Pray for Willingness
Last week I heard these three words said for the first time – pray for willingness. I had been loosely paying attention to the person speaking, but this grabbed me. At risk of looking like I wasn’t paying attention, I pulled out my phone and typed them in so I wouldn’t forget. And I haven’t… each moment of friction since that day, I’ve heard myself murmer quietly; “pray for willingness”.
Today was the first day in months I’ve been to a 90-minute Original Hot Yoga class – aka Bikram Yoga. Covid has made it “ok” and even advisable not to attend exercise classes indoors. I committed to the Peloton at home in May, after over a month of feeling pushed in a million different directions at work and personally, but that died quickly. I thought I might get outdoors and bike a ton being “stuck” in beautiful Vermont all summer, but that only happened 3-4 times. I did get back to the Inferno Hot Pilates classes in late August, finally starting to sweat again like I did every day almost without fail pre-covid. And every class I showed up to these past few weeks took enormous willpower and brute force. I did NOT WANT to go. I dreaded it, and watched my Apple Watch throughout the class, often staring in disbelief as the minutes that go so quickly when on instagram or Facebook slowed to a crawl in the hot room.
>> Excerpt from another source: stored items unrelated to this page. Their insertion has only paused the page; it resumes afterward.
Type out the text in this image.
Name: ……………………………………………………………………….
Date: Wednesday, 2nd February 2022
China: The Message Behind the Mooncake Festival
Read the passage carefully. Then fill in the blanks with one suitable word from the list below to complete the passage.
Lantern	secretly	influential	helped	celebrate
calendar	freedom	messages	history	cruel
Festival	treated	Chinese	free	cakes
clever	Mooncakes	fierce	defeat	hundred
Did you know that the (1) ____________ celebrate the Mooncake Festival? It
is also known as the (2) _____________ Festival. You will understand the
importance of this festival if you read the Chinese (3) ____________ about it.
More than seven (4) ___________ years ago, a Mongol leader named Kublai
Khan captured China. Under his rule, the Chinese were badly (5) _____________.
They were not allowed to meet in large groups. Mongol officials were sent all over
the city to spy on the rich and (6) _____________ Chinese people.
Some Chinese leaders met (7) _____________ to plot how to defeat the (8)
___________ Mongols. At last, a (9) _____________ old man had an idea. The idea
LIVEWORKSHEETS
I was lacking willingness, and I certainly wasn’t asking for it either. I haven’t been one to pray to any higher power for the majority of my life, though I did choose to meditate and seek some level of spiritual peace these past 10-12 years. But praying for willingness when it occurred to me to do so these past few days has helped so much. Instead of calling it quits on blogging every day because I missed a couple of days, I got out of my “all or nothing” mindset and just started writing and publishing again. Who cares if its not great, just do it. Instead of giving up on healthy living (like I do every few days) because I ate an entire raspberry pie 3 days ago a la mode along with multiple plates of my absolute favorite dinner, Pasta Carbonara, I picked up the next day and knew that willingness to take good action would get me closer to where I needed to be physically, mentally, and spiritually. The amount of things on my plate at work (both for Boloco and Worthee) seem endless, and procrastination was getting the best of me at all the worst times, but I’m feeling a change there too. I’m not getting it all done, but I’m getting important things done.
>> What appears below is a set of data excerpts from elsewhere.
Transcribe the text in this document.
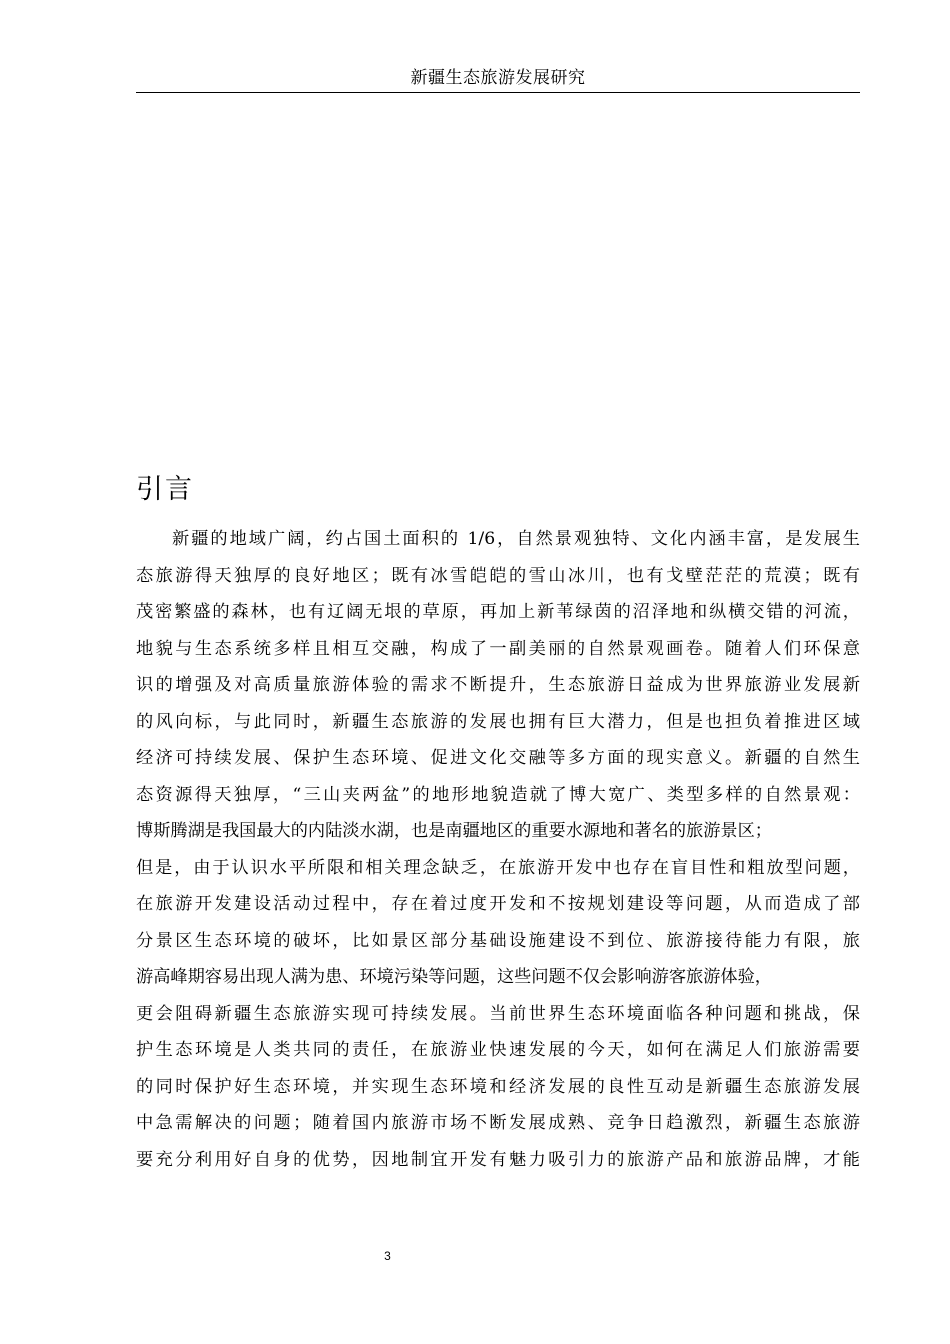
新疆生态旅游发展研究
引言
新疆的地域广阔，约占国土面积的 1/6，自然景观独特、文化内涵丰富，是发展生
态旅游得天独厚的良好地区；既有冰雪皑皑的雪山冰川，也有戈壁茫茫的荒漠；既有
茂密繁盛的森林，也有辽阔无垠的草原，再加上新苇绿茵的沼泽地和纵横交错的河流，
地貌与生态系统多样且相互交融，构成了一副美丽的自然景观画卷。随着人们环保意
识的增强及对高质量旅游体验的需求不断提升，生态旅游日益成为世界旅游业发展新
的风向标，与此同时，新疆生态旅游的发展也拥有巨大潜力，但是也担负着推进区域
经济可持续发展、保护生态环境、促进文化交融等多方面的现实意义。新疆的自然生
态资源得天独厚，“三山夹两盆”的地形地貌造就了博大宽广、类型多样的自然景观：
博斯腾湖是我国最大的内陆淡水湖，也是南疆地区的重要水源地和著名的旅游景区；
但是，由于认识水平所限和相关理念缺乏，在旅游开发中也存在盲目性和粗放型问题，
在旅游开发建设活动过程中，存在着过度开发和不按规划建设等问题，从而造成了部
分景区生态环境的破坏，比如景区部分基础设施建设不到位、旅游接待能力有限，旅
游高峰期容易出现人满为患、环境污染等问题，这些问题不仅会影响游客旅游体验，
更会阻碍新疆生态旅游实现可持续发展。当前世界生态环境面临各种问题和挑战，保
护生态环境是人类共同的责任，在旅游业快速发展的今天，如何在满足人们旅游需要
的同时保护好生态环境，并实现生态环境和经济发展的良性互动是新疆生态旅游发展
中急需解决的问题；随着国内旅游市场不断发展成熟、竞争日趋激烈，新疆生态旅游
要充分利用好自身的优势，因地制宜开发有魅力吸引力的旅游产品和旅游品牌，才能
3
Back to this morning, I literally prayed for willingness – to really want – to get back into that hot room and the Original Hot Yoga classes that have given me so much flexibility, mindfulness, and peace on many occasions these past few years. And while I almost canceled this morning a few times, telling myself I didn’t have time, I ultimately showed up… 1 minute before class started. Screeched into the parking lot on 2-wheels, as one of the instructors likes to joke when I’m running late.
As I settled onto the mat and into the routine, and my heart rate rose, and my breath became more labored, I remembered why it was that yoga often brings those moments of serenity. The only way to make it through the 90 minutes, I was rediscovering rapidly, and not be truly tortured is to breathe in and out through your nose. And as importantly, to meditate during the short shavasanas between each pose. Almost naturally, as I breathed and meditated, in my head I heard the series of questions I first learned at the Chopra Center back in 2013:
- Who am I?
- What do I want?
- What is my purpose?
- What am I grateful for?
Anytime I get into that state of mind, where I can quietly ask those questions, without distraction, and let the answers fall into place around me, good things follow. My mind is at peace.
I don’t remember anything else about the meeting that day, other than my friend saying “I pray for willingness every day”. Funny how powerful one short sentence can be if you listen for the magic. I’m glad I did that day. Reminds me to keep paying attention, be present always, listen to the words of others.